A strategy inspired by plant growth was applied as a novel and facile way to fabricate nanoscale composites for high-performance electrodes employed in supercapacitors. A binder-free cactus-like nanostructure CoNiO2@Co3O4@Co2N grown on N-doped reduced graphene oxide (rGO)-wrapped nickel foam, in which the N-doped rGO sheet acts as the ground, providing active sites for the composite to grow, and the nickel foam acts as the root system, providing both Ni ions to form the bimetal oxide CoNiO2 and storage for the electrolyte ions, was designed.
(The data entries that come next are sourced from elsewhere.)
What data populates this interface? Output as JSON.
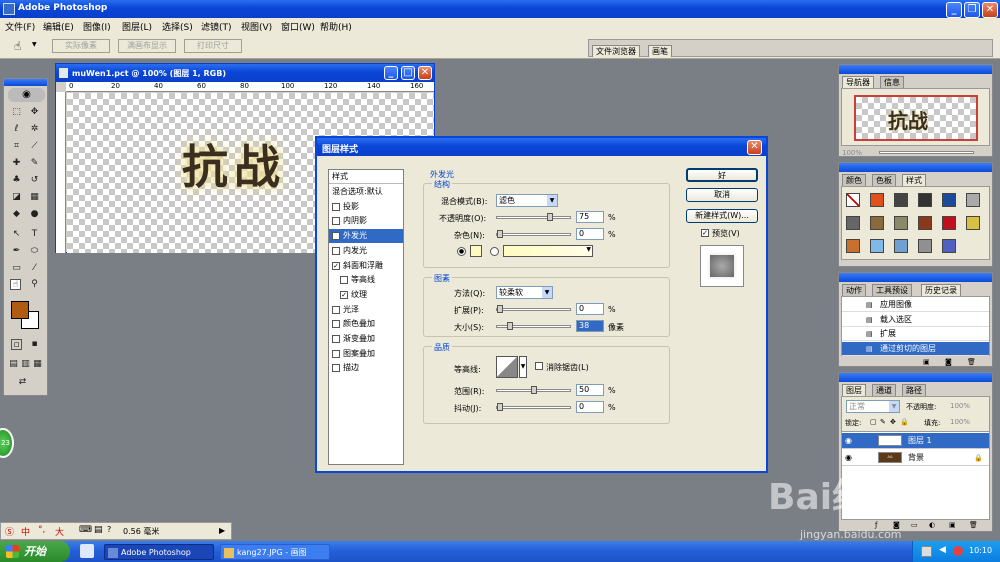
{
  "app": {
    "title": "Adobe Photoshop"
  },
  "menu": [
    "文件(F)",
    "编辑(E)",
    "图像(I)",
    "图层(L)",
    "选择(S)",
    "滤镜(T)",
    "视图(V)",
    "窗口(W)",
    "帮助(H)"
  ],
  "options_bar": {
    "buttons": [
      "实际像素",
      "满画布显示",
      "打印尺寸"
    ],
    "palette_tabs": [
      "文件浏览器",
      "画笔"
    ]
  },
  "document": {
    "title": "muWen1.pct @ 100% (图层 1, RGB)",
    "ruler_x": [
      "20",
      "40",
      "60",
      "80",
      "100",
      "120",
      "140",
      "160"
    ],
    "ruler_origin": "0",
    "artwork_text": "抗战"
  },
  "dialog": {
    "title": "图层样式",
    "styles_header": "样式",
    "styles": [
      {
        "label": "混合选项:默认",
        "checkbox": false,
        "checked": false,
        "indent": false,
        "active": false
      },
      {
        "label": "投影",
        "checkbox": true,
        "checked": false,
        "indent": false,
        "active": false
      },
      {
        "label": "内阴影",
        "checkbox": true,
        "checked": false,
        "indent": false,
        "active": false
      },
      {
        "label": "外发光",
        "checkbox": true,
        "checked": true,
        "indent": false,
        "active": true
      },
      {
        "label": "内发光",
        "checkbox": true,
        "checked": false,
        "indent": false,
        "active": false
      },
      {
        "label": "斜面和浮雕",
        "checkbox": true,
        "checked": true,
        "indent": false,
        "active": false
      },
      {
        "label": "等高线",
        "checkbox": true,
        "checked": false,
        "indent": true,
        "active": false
      },
      {
        "label": "纹理",
        "checkbox": true,
        "checked": true,
        "indent": true,
        "active": false
      },
      {
        "label": "光泽",
        "checkbox": true,
        "checked": false,
        "indent": false,
        "active": false
      },
      {
        "label": "颜色叠加",
        "checkbox": true,
        "checked": false,
        "indent": false,
        "active": false
      },
      {
        "label": "渐变叠加",
        "checkbox": true,
        "checked": false,
        "indent": false,
        "active": false
      },
      {
        "label": "图案叠加",
        "checkbox": true,
        "checked": false,
        "indent": false,
        "active": false
      },
      {
        "label": "描边",
        "checkbox": true,
        "checked": false,
        "indent": false,
        "active": false
      }
    ],
    "outer_glow": {
      "title": "外发光",
      "structure": {
        "title": "结构",
        "blend_mode_label": "混合模式(B):",
        "blend_mode_value": "滤色",
        "opacity_label": "不透明度(O):",
        "opacity_value": "75",
        "opacity_level": 0.75,
        "noise_label": "杂色(N):",
        "noise_value": "0",
        "noise_level": 0,
        "unit": "%"
      },
      "elements": {
        "title": "图素",
        "method_label": "方法(Q):",
        "method_value": "较柔软",
        "spread_label": "扩展(P):",
        "spread_value": "0",
        "spread_level": 0,
        "size_label": "大小(S):",
        "size_value": "38",
        "size_level": 0.15,
        "unit_pct": "%",
        "unit_px": "像素"
      },
      "quality": {
        "title": "品质",
        "contour_label": "等高线:",
        "antialias_label": "消除锯齿(L)",
        "range_label": "范围(R):",
        "range_value": "50",
        "range_level": 0.5,
        "jitter_label": "抖动(J):",
        "jitter_value": "0",
        "jitter_level": 0,
        "unit": "%"
      }
    },
    "buttons": {
      "ok": "好",
      "cancel": "取消",
      "new_style": "新建样式(W)...",
      "preview": "预览(V)"
    }
  },
  "navigator": {
    "tabs": [
      "导航器",
      "信息"
    ],
    "preview_text": "抗战",
    "zoom": "100%"
  },
  "swatches": {
    "tabs": [
      "颜色",
      "色板",
      "样式"
    ]
  },
  "history": {
    "tabs": [
      "动作",
      "工具预设",
      "历史记录"
    ],
    "items": [
      {
        "label": "应用图像",
        "active": false
      },
      {
        "label": "载入选区",
        "active": false
      },
      {
        "label": "扩展",
        "active": false
      },
      {
        "label": "通过剪切的图层",
        "active": true
      }
    ]
  },
  "layers": {
    "tabs": [
      "图层",
      "通道",
      "路径"
    ],
    "blend_mode": "正常",
    "opacity_label": "不透明度:",
    "opacity_value": "100%",
    "lock_label": "锁定:",
    "fill_label": "填充:",
    "fill_value": "100%",
    "items": [
      {
        "label": "图层 1",
        "active": true,
        "thumb": ""
      },
      {
        "label": "背景",
        "active": false,
        "thumb": "ᴬᴬ"
      }
    ]
  },
  "status_bar": {
    "ime": "中",
    "ime2": "大",
    "size_text": "0.56 毫米"
  },
  "taskbar": {
    "start": "开始",
    "tasks": [
      "Adobe Photoshop",
      "kang27.JPG - 画图"
    ],
    "clock": "10:10"
  },
  "watermark": {
    "text": "Bai经验",
    "url": "jingyan.baidu.com"
  },
  "badge": "23",
  "colors": {
    "accent": "#0a46d8",
    "foreground": "#b05a12",
    "selection": "#316ac5"
  }
}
As the active material, the nanostructured CoNiO2@Co3O4@Co2N not only provides more ion-accessible surfaces but also contributes its battery-mimicking faradaic reaction to the high electrochemical performance of the as-prepared electrode. The synergistic effects of the nanostructure, materials, and energy storage mechanism result in the high capacitance [2615.32 F g−1 (6.76 F cm−2)] and excellent rate performance of the as-prepared electrode. This in situ growth system also provides a novel design concept to obtain effective, environmental friendly, and inexpensive composite materials for high-performance energy storage devices.